Esta virada ucraniana se deve à combinação entre a tenacidade dos defensores e a ajuda ocidental, seja com armamentos que vêm impedindo os russos, por exemplo, de impor superioridade aérea no território da Ucrânia, seja com sanções que estão afetando a indústria bélica russa. Mas os próprios russos fizeram escolhas que também limitam suas ações. A invasão da Ucrânia tem o status de “operação militar especial”, pois uma declaração de guerra caracterizaria formalmente a Rússia como responsável pelo conflito diante da comunidade internacional. No entanto, a ausência dessa declaração impede Putin de convocar uma mobilização geral de seu exército, impossibilitando-o de reforçar a presença invasora na Ucrânia e substituir tropas cansadas ou debilitadas.

No cenário ucraniano, não importa apenas o que Putin fará, mas quando. Sem os fracassos recentes russos, ele poderia esperar pacientemente até o inverno – mas não como em 1812 ou 1942, pois os ucranianos, ao contrário dos franceses napoleônicos ou dos nazistas, estão preparados para lutar em baixas temperaturas. Desta vez, a cartada russa consiste na chantagem energética, que já começou, mas ficaria ainda mais intensa à medida que o frio atingisse os países europeus dependentes do gás russo. A Europa corre para buscar alternativas, como novos fornecedores e a reativação de usinas a carvão ou nucleares, e os europeus já estão pagando muito mais pela energia.
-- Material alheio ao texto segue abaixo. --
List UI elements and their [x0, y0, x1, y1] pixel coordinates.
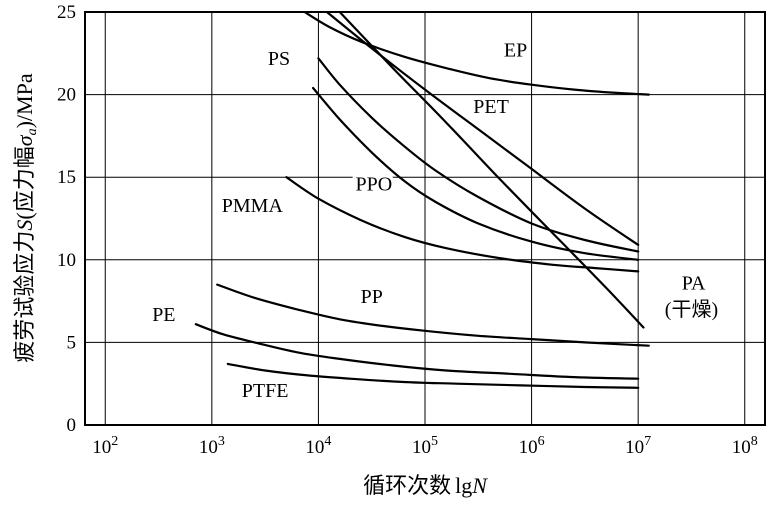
y-tick-label-25: 25: [57, 2, 76, 23]
x-tick-label-10e7: 107: [625, 434, 651, 458]
y-axis-symbol-S: S: [12, 219, 37, 231]
series-label-ptfe: PTFE: [242, 380, 289, 402]
x-axis-title: 循环次数 lgN: [85, 468, 765, 500]
plot-frame: [84, 11, 766, 426]
curve-pmma: [285, 176, 640, 273]
y-tick-label-5: 5: [67, 332, 77, 353]
series-label-pa: PA: [682, 273, 706, 295]
curve-ps: [317, 57, 640, 253]
y-axis-title-text2: (应力幅: [12, 146, 37, 220]
series-label-ps: PS: [268, 48, 290, 70]
series-label-ppo: PPO: [355, 173, 392, 195]
y-tick-label-15: 15: [57, 167, 76, 188]
x-tick-label-10e5: 105: [412, 434, 438, 458]
curve-ptfe: [226, 362, 640, 389]
x-tick-label-10e6: 106: [519, 434, 545, 458]
y-axis-symbol-sub-a: a: [25, 128, 40, 136]
y-tick-label-0: 0: [67, 415, 77, 436]
x-tick-label-10e2: 102: [92, 434, 118, 458]
curve-pp: [216, 283, 650, 347]
x-tick-label-10e3: 103: [199, 434, 225, 458]
curve-pa: [338, 10, 645, 329]
y-axis-symbol-sigma: σ: [12, 135, 37, 147]
curve-ppo: [312, 86, 640, 261]
curve-ep: [303, 10, 650, 96]
y-tick-label-20: 20: [57, 85, 76, 106]
x-tick-label-10e4: 104: [305, 434, 331, 458]
series-label-pa-dry: (干燥): [665, 298, 718, 321]
y-axis-title-text: 疲劳试验应力: [12, 230, 37, 363]
y-axis-title: 疲劳试验应力S(应力幅σa)/MPa: [7, 3, 40, 433]
series-label-ep: EP: [504, 40, 527, 62]
y-axis-unit: )/MPa: [12, 73, 37, 129]
x-tick-label-10e8: 108: [732, 434, 758, 458]
curve-pe: [194, 323, 640, 380]
x-axis-log-prefix: lg: [455, 473, 473, 498]
y-tick-label-10: 10: [57, 250, 76, 271]
series-label-pp: PP: [361, 286, 383, 308]
x-axis-symbol-N: N: [472, 473, 487, 498]
series-label-pmma: PMMA: [222, 195, 284, 217]
series-label-pe: PE: [152, 304, 175, 326]
x-axis-title-text: 循环次数: [363, 473, 452, 498]
series-label-pet: PET: [473, 96, 509, 118]
curve-pet: [325, 10, 640, 246]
Seria um cenário confortável para Putin arrancar concessões e reduzir o apoio ocidental à Ucrânia, mas a contraofensiva ucraniana pode forçá-lo a adiantar uma resposta.

Se o autocrata russo concluir que já não tem muito mais a perder diante de uma comunidade internacional que já o vê como agressor, a declaração de guerra e consequente mobilização geral poderiam levar a uma segunda reviravolta. E nunca pode ser descartada a possibilidade do uso de armas de destruição em massa, como armas químicas ou bombas nucleares de baixa intensidade – no início da invasão, houve denúncias a respeito do uso de bombas termobáricas e bombas de fragmentação, também condenadas por convenções internacionais. Estas são hipóteses que desde já precisam ser rechaçadas por todos os líderes mundiais com muito mais veemência que em ocasiões anteriores – basta lembrar como Barack Obama desmoralizou sua própria política de “linha vermelha”, estabelecida em 2012, ao não fazer nada quando o sírio Bashar al-Assad usou armas químicas contra sua população em 2013.

O recente sucesso ucraniano em sua contraofensiva é propício para que as nações ocidentais redobrem seus esforços de ajuda militar e financeira, e, no caso dos europeus, mostrem que eventuais sacrifícios causados por dificuldades no abastecimento de energia são necessários para frear Vladimir Putin. Se este ímpeto não for perdido, e se ainda restar um mínimo de bom senso ao autocrata russo para que não cometa nenhuma loucura ainda maior, podemos vislumbrar o retorno das tropas russas às posições que ocupavam antes de 24 de fevereiro (talvez, até mesmo com a recuperação da Crimeia), e um fim para a guerra.